Metadata-Version: 2.1
Name: logargparser
Version: 0.1.0
Summary: 
Author: vengroff
Author-email: vengroff@gmail.com
Requires-Python: >=3.11,<4.0
Classifier: Programming Language :: Python :: 3
Classifier: Programming Language :: Python :: 3.11
Description-Content-Type: text/markdown

logargparser
------------

Utility for the common case of managing logs from the command line in simple utilities.

Sample usage
------------

In a python script called `sample.py`:

```python
import logging
from logargparser import LoggingArgumentParser
        
logger = logging.getLogger(__name__)
        
def main():
    # Instead of the normal `parser = argparse.ArgumentParser.
    parser = LoggingArgumentParser(logger)
        
    # Add as many other arguments as you want.
    parser.add_argument('-o', "--output")
        
    args = parser.parse_args()
        
    logger.info("The logger was set up for us based on --log and/or --logfile command line args.")
        
    if args.output is not None:
        # Do something....
        pass
        
        
if __name__ == "__main__":
    main()
```

We can then invoke the script from the command line.
First, to get help on all args:

```shell
python -m sample -h
```

The output will be: 

```
usage: sample.py [-h] [--log {DEBUG,INFO,WARNING,ERROR,CRITICAL}]
                 [--logfile LOGFILE] [-o OUTPUT]

options:
  -h, --help            show this help message and exit
  --log {DEBUG,INFO,WARNING,ERROR,CRITICAL}
                        Logging level.
  --logfile LOGFILE     Optional file path that logs should be appended to.
                        The file will be created if it does not exist.
  -o OUTPUT, --output OUTPUT
```

Notice that everything worked like a normal script using
`argparse.ArgParser`, but in addition to the `-o`/`--output`
argument we created ourselves, there are two other
arguments `--log` and `--logfile` available.
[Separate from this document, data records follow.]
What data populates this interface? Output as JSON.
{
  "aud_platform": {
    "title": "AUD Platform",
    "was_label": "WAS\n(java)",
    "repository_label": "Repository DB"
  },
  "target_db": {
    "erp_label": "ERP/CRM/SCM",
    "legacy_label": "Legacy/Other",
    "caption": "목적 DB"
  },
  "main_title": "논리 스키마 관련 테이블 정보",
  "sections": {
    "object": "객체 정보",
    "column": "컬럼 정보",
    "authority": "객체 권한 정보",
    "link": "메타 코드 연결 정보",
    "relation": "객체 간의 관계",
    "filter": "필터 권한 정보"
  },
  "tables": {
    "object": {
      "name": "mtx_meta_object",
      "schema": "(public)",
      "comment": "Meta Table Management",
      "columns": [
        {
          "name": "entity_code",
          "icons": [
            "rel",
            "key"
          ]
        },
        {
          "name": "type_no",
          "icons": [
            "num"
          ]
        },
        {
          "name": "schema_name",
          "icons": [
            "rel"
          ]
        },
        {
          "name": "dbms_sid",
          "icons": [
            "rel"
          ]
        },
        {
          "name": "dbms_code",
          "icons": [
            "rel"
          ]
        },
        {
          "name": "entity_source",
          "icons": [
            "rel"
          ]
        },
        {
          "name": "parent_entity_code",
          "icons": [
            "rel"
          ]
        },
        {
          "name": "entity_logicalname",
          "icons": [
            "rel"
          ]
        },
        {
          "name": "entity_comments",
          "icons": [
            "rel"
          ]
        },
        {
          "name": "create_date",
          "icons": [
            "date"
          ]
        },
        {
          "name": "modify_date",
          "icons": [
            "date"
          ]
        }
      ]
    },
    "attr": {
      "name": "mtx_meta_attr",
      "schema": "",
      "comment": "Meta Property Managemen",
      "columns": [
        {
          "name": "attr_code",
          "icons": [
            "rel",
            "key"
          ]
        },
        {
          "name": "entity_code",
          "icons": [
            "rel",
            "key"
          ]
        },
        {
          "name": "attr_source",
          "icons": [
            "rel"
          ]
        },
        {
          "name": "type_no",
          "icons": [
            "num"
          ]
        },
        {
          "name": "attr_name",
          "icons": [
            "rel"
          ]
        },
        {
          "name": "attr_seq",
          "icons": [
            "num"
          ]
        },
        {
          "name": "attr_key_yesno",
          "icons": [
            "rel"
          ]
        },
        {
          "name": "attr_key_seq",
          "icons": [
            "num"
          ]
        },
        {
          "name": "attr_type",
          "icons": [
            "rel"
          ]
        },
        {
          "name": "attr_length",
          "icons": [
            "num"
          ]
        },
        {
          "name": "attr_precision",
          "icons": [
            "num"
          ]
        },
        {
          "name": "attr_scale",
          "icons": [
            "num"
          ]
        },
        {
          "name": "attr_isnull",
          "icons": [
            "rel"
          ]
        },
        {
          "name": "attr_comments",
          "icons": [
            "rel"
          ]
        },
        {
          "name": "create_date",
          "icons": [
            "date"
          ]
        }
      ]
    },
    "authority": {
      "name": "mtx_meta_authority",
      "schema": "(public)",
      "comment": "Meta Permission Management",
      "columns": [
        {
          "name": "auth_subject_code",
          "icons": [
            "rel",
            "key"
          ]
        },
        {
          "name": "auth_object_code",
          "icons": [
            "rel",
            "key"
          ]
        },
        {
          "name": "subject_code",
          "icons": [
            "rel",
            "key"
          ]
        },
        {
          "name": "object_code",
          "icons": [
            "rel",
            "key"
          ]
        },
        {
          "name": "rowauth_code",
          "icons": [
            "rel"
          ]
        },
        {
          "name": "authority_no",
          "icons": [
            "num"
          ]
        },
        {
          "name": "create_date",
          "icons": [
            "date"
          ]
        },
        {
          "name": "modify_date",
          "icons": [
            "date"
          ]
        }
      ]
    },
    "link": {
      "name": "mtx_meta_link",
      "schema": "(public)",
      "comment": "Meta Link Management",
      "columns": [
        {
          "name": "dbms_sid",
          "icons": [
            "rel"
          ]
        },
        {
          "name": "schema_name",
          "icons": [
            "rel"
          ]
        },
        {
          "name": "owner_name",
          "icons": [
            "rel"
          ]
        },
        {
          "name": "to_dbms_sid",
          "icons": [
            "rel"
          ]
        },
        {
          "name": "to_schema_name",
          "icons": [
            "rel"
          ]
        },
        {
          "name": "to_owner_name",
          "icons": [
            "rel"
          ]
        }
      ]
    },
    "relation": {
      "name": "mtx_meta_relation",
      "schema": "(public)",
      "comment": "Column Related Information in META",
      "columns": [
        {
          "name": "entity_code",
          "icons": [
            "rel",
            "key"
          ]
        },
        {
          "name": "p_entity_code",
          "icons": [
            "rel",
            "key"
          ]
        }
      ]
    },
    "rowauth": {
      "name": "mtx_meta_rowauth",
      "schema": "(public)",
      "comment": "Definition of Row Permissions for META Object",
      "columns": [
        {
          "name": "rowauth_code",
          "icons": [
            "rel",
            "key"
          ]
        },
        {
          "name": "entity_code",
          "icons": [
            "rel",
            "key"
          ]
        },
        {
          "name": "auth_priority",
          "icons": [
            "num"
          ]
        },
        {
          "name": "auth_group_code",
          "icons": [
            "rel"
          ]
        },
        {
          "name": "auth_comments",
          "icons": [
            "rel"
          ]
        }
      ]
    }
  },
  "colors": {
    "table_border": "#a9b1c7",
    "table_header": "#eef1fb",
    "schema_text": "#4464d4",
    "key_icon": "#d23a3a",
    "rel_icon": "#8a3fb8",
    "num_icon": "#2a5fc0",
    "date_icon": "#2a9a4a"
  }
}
We can use `--log` as follows:

```shell
python -m sample --log INFO
```

This will produce the output

```
INFO:__main__:The logger was set up for us based on --log and/or --logfile command line args.
```

Notice that this output appears on the standard error
output. It is generated by the `logger.info` statement
in the python code above.

If we want this output to be appended to a log file
instead of being written to standard error, we can run

```shell
python -m sample --log INFO --logfile mylog.log
```

Now when we run it the output will go to the file we
specifcied, just as the help said it would.